Process and Providence: The Evolution Question at Princeton, 1845-1929
by Bradley J. Gundlach
Eerdmans, Grand Rapids, Mich. 374 pages
It is a staple of American church history that the late nineteenth century witnessed the churches grappling with the challenge of evolution and biblical criticism. It is almost as well known that the theologians at Princeton became the Maginot Line of criticism of evolution, the defense of biblical authority and the assertion of Calvinist Orthodoxy (known as the Princeton theology). Along comes Grundlach, a revisionist of this standard treatment. Focusing on the theologians at both Princeton Seminary and Princeton University, Grundlach offers a careful reading and a finely nuanced chronicle of the Princeton theologians.
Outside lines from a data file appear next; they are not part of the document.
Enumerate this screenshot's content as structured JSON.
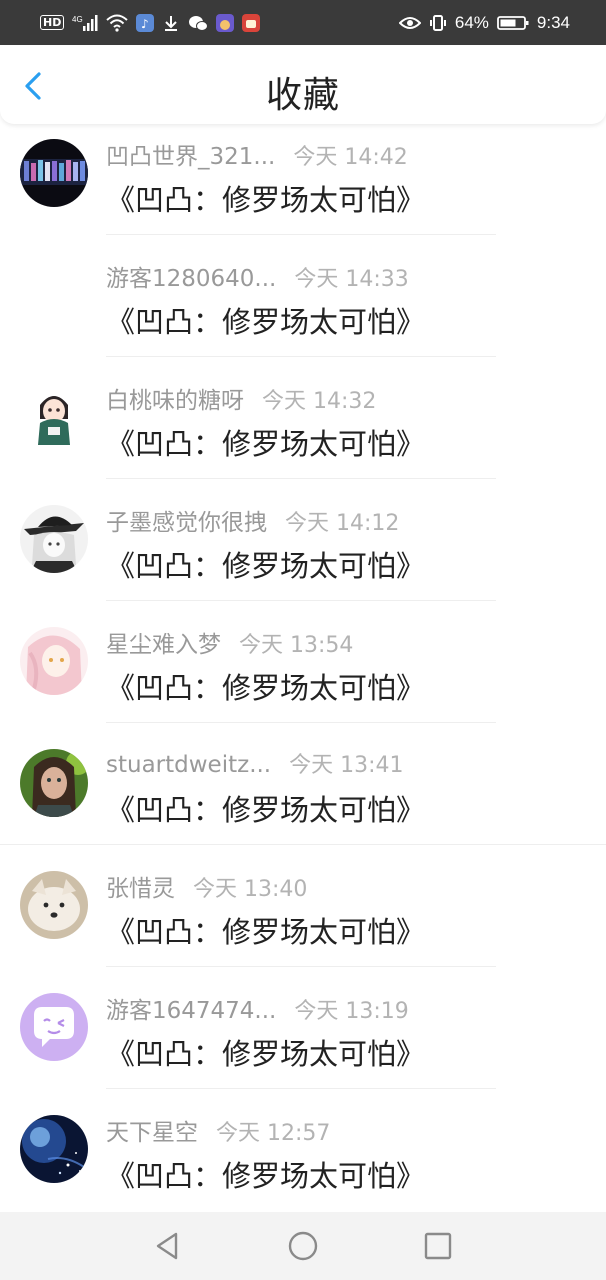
{
  "statusbar": {
    "network": "4G",
    "battery": "64%",
    "time": "9:34",
    "icons": [
      "hd-icon",
      "signal-icon",
      "wifi-icon",
      "music-app-icon",
      "download-icon",
      "wechat-icon",
      "app-notification-icon",
      "game-app-icon",
      "eye-comfort-icon",
      "vibrate-icon",
      "battery-icon"
    ]
  },
  "header": {
    "title": "收藏",
    "back_icon": "chevron-left-icon",
    "accent": "#2a9ff0"
  },
  "favorites": [
    {
      "name": "凹凸世界_321...",
      "time": "今天 14:42",
      "content": "《凹凸：修罗场太可怕》",
      "avatar": "anime-group-avatar"
    },
    {
      "name": "游客1280640...",
      "time": "今天 14:33",
      "content": "《凹凸：修罗场太可怕》",
      "avatar": "blank-avatar"
    },
    {
      "name": "白桃味的糖呀",
      "time": "今天 14:32",
      "content": "《凹凸：修罗场太可怕》",
      "avatar": "chibi-girl-avatar"
    },
    {
      "name": "子墨感觉你很拽",
      "time": "今天 14:12",
      "content": "《凹凸：修罗场太可怕》",
      "avatar": "hat-character-avatar"
    },
    {
      "name": "星尘难入梦",
      "time": "今天 13:54",
      "content": "《凹凸：修罗场太可怕》",
      "avatar": "pink-hair-avatar"
    },
    {
      "name": "stuartdweitz...",
      "time": "今天 13:41",
      "content": "《凹凸：修罗场太可怕》",
      "avatar": "child-portrait-avatar"
    },
    {
      "name": "张惜灵",
      "time": "今天 13:40",
      "content": "《凹凸：修罗场太可怕》",
      "avatar": "dog-avatar"
    },
    {
      "name": "游客1647474...",
      "time": "今天 13:19",
      "content": "《凹凸：修罗场太可怕》",
      "avatar": "default-chat-avatar"
    },
    {
      "name": "天下星空",
      "time": "今天 12:57",
      "content": "《凹凸：修罗场太可怕》",
      "avatar": "galaxy-avatar"
    }
  ],
  "navbar": {
    "back": "triangle-back-icon",
    "home": "circle-home-icon",
    "recent": "square-recent-icon"
  }
}
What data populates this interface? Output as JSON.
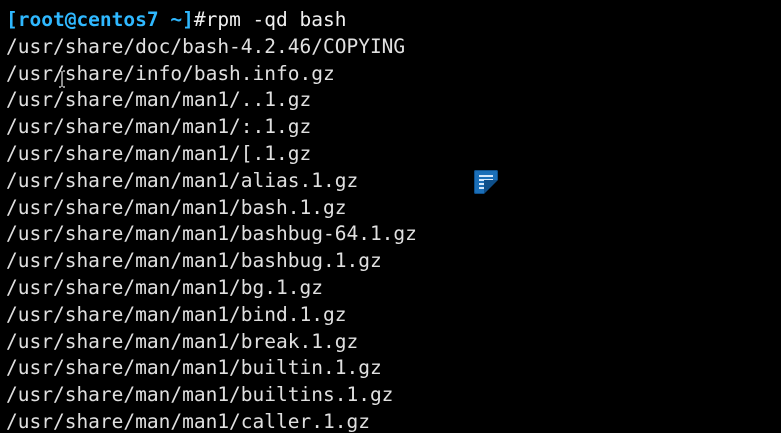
{
  "terminal": {
    "partial_top_line": "         ",
    "prompt": "[root@centos7 ~]",
    "command": "#rpm -qd bash",
    "output": [
      "/usr/share/doc/bash-4.2.46/COPYING",
      "/usr/share/info/bash.info.gz",
      "/usr/share/man/man1/..1.gz",
      "/usr/share/man/man1/:.1.gz",
      "/usr/share/man/man1/[.1.gz",
      "/usr/share/man/man1/alias.1.gz",
      "/usr/share/man/man1/bash.1.gz",
      "/usr/share/man/man1/bashbug-64.1.gz",
      "/usr/share/man/man1/bashbug.1.gz",
      "/usr/share/man/man1/bg.1.gz",
      "/usr/share/man/man1/bind.1.gz",
      "/usr/share/man/man1/break.1.gz",
      "/usr/share/man/man1/builtin.1.gz",
      "/usr/share/man/man1/builtins.1.gz",
      "/usr/share/man/man1/caller.1.gz"
    ]
  },
  "overlay": {
    "cursor_icon": "text-ibeam-cursor-icon",
    "note_icon": "notes-document-icon"
  },
  "colors": {
    "background": "#000000",
    "prompt": "#2fb8ff",
    "text": "#e0e0e0",
    "icon": "#1b6fb8"
  }
}
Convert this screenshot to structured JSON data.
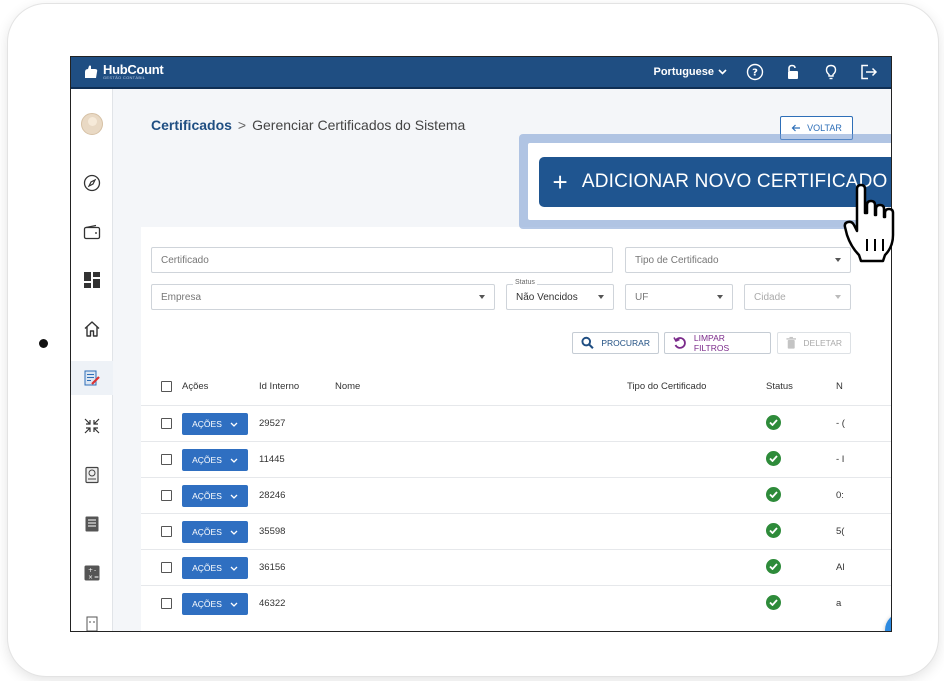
{
  "header": {
    "logo_text": "HubCount",
    "logo_subtitle": "GESTÃO CONTÁBIL",
    "language": "Portuguese"
  },
  "breadcrumb": {
    "parent": "Certificados",
    "separator": ">",
    "current": "Gerenciar Certificados do Sistema"
  },
  "buttons": {
    "back": "VOLTAR",
    "add_new": "ADICIONAR NOVO CERTIFICADO",
    "search": "PROCURAR",
    "clear_filters": "LIMPAR FILTROS",
    "delete": "DELETAR"
  },
  "filters": {
    "certificate_placeholder": "Certificado",
    "certificate_type_placeholder": "Tipo de Certificado",
    "company_placeholder": "Empresa",
    "status_label": "Status",
    "status_value": "Não Vencidos",
    "uf_placeholder": "UF",
    "city_placeholder": "Cidade"
  },
  "table": {
    "columns": [
      "Ações",
      "Id Interno",
      "Nome",
      "Tipo do Certificado",
      "Status",
      "N"
    ],
    "action_label": "AÇÕES",
    "rows": [
      {
        "id": "29527",
        "extra": "- ("
      },
      {
        "id": "11445",
        "extra": "- I"
      },
      {
        "id": "28246",
        "extra": "0:"
      },
      {
        "id": "35598",
        "extra": "5("
      },
      {
        "id": "36156",
        "extra": "Al"
      },
      {
        "id": "46322",
        "extra": "a"
      }
    ]
  },
  "colors": {
    "brand": "#1f4e82",
    "primary_button": "#1f5590",
    "action_button": "#2f6fc1",
    "status_ok": "#2e8b3a",
    "highlight": "#789bd2"
  }
}
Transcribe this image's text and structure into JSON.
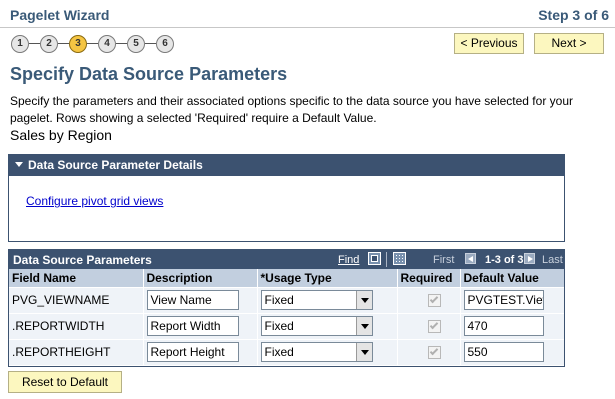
{
  "header": {
    "title": "Pagelet Wizard",
    "step_label": "Step 3 of 6"
  },
  "steps": [
    {
      "label": "1",
      "active": false
    },
    {
      "label": "2",
      "active": false
    },
    {
      "label": "3",
      "active": true
    },
    {
      "label": "4",
      "active": false
    },
    {
      "label": "5",
      "active": false
    },
    {
      "label": "6",
      "active": false
    }
  ],
  "nav": {
    "previous_label": "< Previous",
    "next_label": "Next >"
  },
  "page": {
    "title": "Specify Data Source Parameters",
    "description": "Specify the parameters and their associated options specific to the data source you have selected for your pagelet.  Rows showing a selected 'Required' require a Default Value.",
    "data_source_name": "Sales by Region"
  },
  "details_panel": {
    "title": "Data Source Parameter Details",
    "link_label": "Configure pivot grid views"
  },
  "grid": {
    "title": "Data Source Parameters",
    "find_label": "Find",
    "first_label": "First",
    "count_label": "1-3 of 3",
    "last_label": "Last",
    "columns": [
      "Field Name",
      "Description",
      "*Usage Type",
      "Required",
      "Default Value"
    ],
    "rows": [
      {
        "field": "PVG_VIEWNAME",
        "description": "View Name",
        "usage": "Fixed",
        "required": true,
        "default": "PVGTEST.View"
      },
      {
        "field": ".REPORTWIDTH",
        "description": "Report Width",
        "usage": "Fixed",
        "required": true,
        "default": "470"
      },
      {
        "field": ".REPORTHEIGHT",
        "description": "Report Height",
        "usage": "Fixed",
        "required": true,
        "default": "550"
      }
    ]
  },
  "reset_label": "Reset to Default",
  "colors": {
    "accent": "#3a5a78",
    "panel_header": "#3c5270",
    "button_bg": "#fcf7bf",
    "active_step": "#f5c543"
  }
}
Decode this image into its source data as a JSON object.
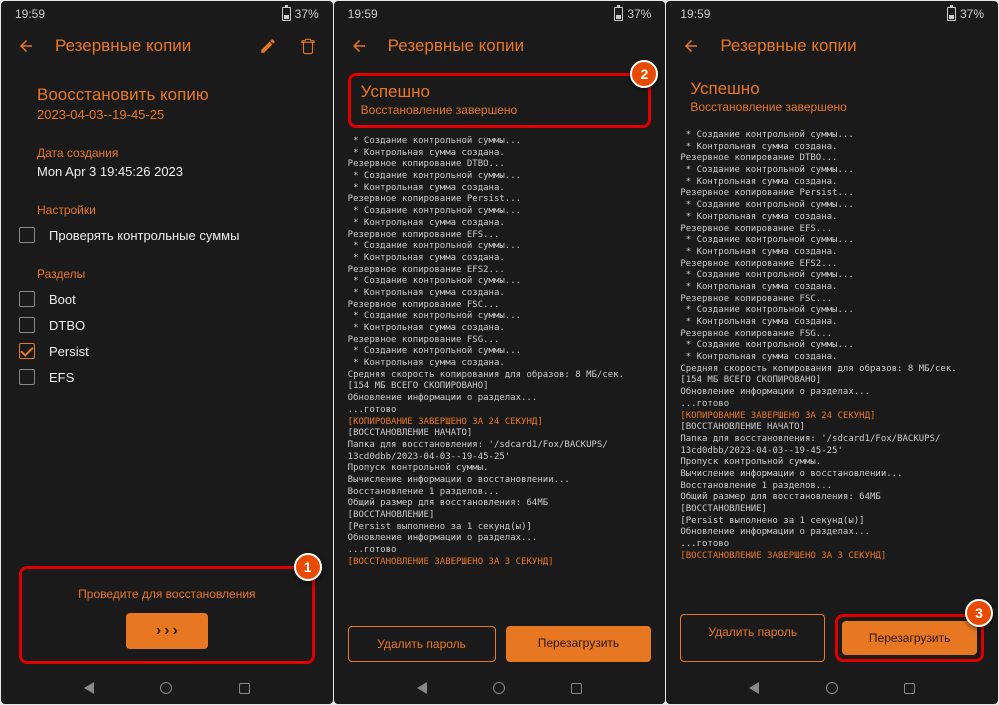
{
  "status": {
    "time": "19:59",
    "battery": "37%"
  },
  "header": {
    "title": "Резервные копии"
  },
  "screen1": {
    "restore_title": "Воосстановить копию",
    "restore_sub": "2023-04-03--19-45-25",
    "date_label": "Дата создания",
    "date_value": "Mon Apr  3 19:45:26 2023",
    "settings_label": "Настройки",
    "checksum_label": "Проверять контрольные суммы",
    "partitions_label": "Разделы",
    "partitions": [
      {
        "label": "Boot",
        "checked": false
      },
      {
        "label": "DTBO",
        "checked": false
      },
      {
        "label": "Persist",
        "checked": true
      },
      {
        "label": "EFS",
        "checked": false
      }
    ],
    "slide_label": "Проведите для восстановления",
    "badge": "1"
  },
  "screen2": {
    "success_title": "Успешно",
    "success_sub": "Восстановление завершено",
    "badge": "2",
    "btn_delete": "Удалить пароль",
    "btn_reboot": "Перезагрузить"
  },
  "screen3": {
    "success_title": "Успешно",
    "success_sub": "Восстановление завершено",
    "badge": "3",
    "btn_delete": "Удалить пароль",
    "btn_reboot": "Перезагрузить"
  },
  "log_lines": [
    {
      "t": " * Создание контрольной суммы...",
      "c": 0
    },
    {
      "t": " * Контрольная сумма создана.",
      "c": 0
    },
    {
      "t": "Резервное копирование DTBO...",
      "c": 0
    },
    {
      "t": " * Создание контрольной суммы...",
      "c": 0
    },
    {
      "t": " * Контрольная сумма создана.",
      "c": 0
    },
    {
      "t": "Резервное копирование Persist...",
      "c": 0
    },
    {
      "t": " * Создание контрольной суммы...",
      "c": 0
    },
    {
      "t": " * Контрольная сумма создана.",
      "c": 0
    },
    {
      "t": "Резервное копирование EFS...",
      "c": 0
    },
    {
      "t": " * Создание контрольной суммы...",
      "c": 0
    },
    {
      "t": " * Контрольная сумма создана.",
      "c": 0
    },
    {
      "t": "Резервное копирование EFS2...",
      "c": 0
    },
    {
      "t": " * Создание контрольной суммы...",
      "c": 0
    },
    {
      "t": " * Контрольная сумма создана.",
      "c": 0
    },
    {
      "t": "Резервное копирование FSC...",
      "c": 0
    },
    {
      "t": " * Создание контрольной суммы...",
      "c": 0
    },
    {
      "t": " * Контрольная сумма создана.",
      "c": 0
    },
    {
      "t": "Резервное копирование FSG...",
      "c": 0
    },
    {
      "t": " * Создание контрольной суммы...",
      "c": 0
    },
    {
      "t": " * Контрольная сумма создана.",
      "c": 0
    },
    {
      "t": "Средняя скорость копирования для образов: 8 МБ/сек.",
      "c": 0
    },
    {
      "t": "[154 МБ ВСЕГО СКОПИРОВАНО]",
      "c": 0
    },
    {
      "t": "Обновление информации о разделах...",
      "c": 0
    },
    {
      "t": "...готово",
      "c": 0
    },
    {
      "t": "[КОПИРОВАНИЕ ЗАВЕРШЕНО ЗА 24 СЕКУНД]",
      "c": 1
    },
    {
      "t": "[ВОССТАНОВЛЕНИЕ НАЧАТО]",
      "c": 0
    },
    {
      "t": "Папка для восстановления: '/sdcard1/Fox/BACKUPS/",
      "c": 0
    },
    {
      "t": "13cd0dbb/2023-04-03--19-45-25'",
      "c": 0
    },
    {
      "t": "Пропуск контрольной суммы.",
      "c": 0
    },
    {
      "t": "Вычисление информации о восстановлении...",
      "c": 0
    },
    {
      "t": "Восстановление 1 разделов...",
      "c": 0
    },
    {
      "t": "Общий размер для восстановления: 64МБ",
      "c": 0
    },
    {
      "t": "[ВОССТАНОВЛЕНИЕ]",
      "c": 0
    },
    {
      "t": "[Persist выполнено за 1 секунд(ы)]",
      "c": 0
    },
    {
      "t": "Обновление информации о разделах...",
      "c": 0
    },
    {
      "t": "...готово",
      "c": 0
    },
    {
      "t": "[ВОССТАНОВЛЕНИЕ ЗАВЕРШЕНО ЗА 3 СЕКУНД]",
      "c": 1
    }
  ]
}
He shows that they were far more sympathetic to the idea of historical development and even “evolution,” as long as the metaphysics behind it was rejected. In his analysis, the Princeton theologians were heroic figures, rather than archaic relics, who sought to address the liberal theology of the period without capitulating to its basic assumptions and assertions. This is not a book for the casual reader but for the earnest inquirer into American church history and American Presbyterianism. It helps reveal the debates that still resound in some quarters, well into the twenty-first century.
Reviewed by JOHN M. MULDER, former president of Louisville Presbyterian Theological Seminary.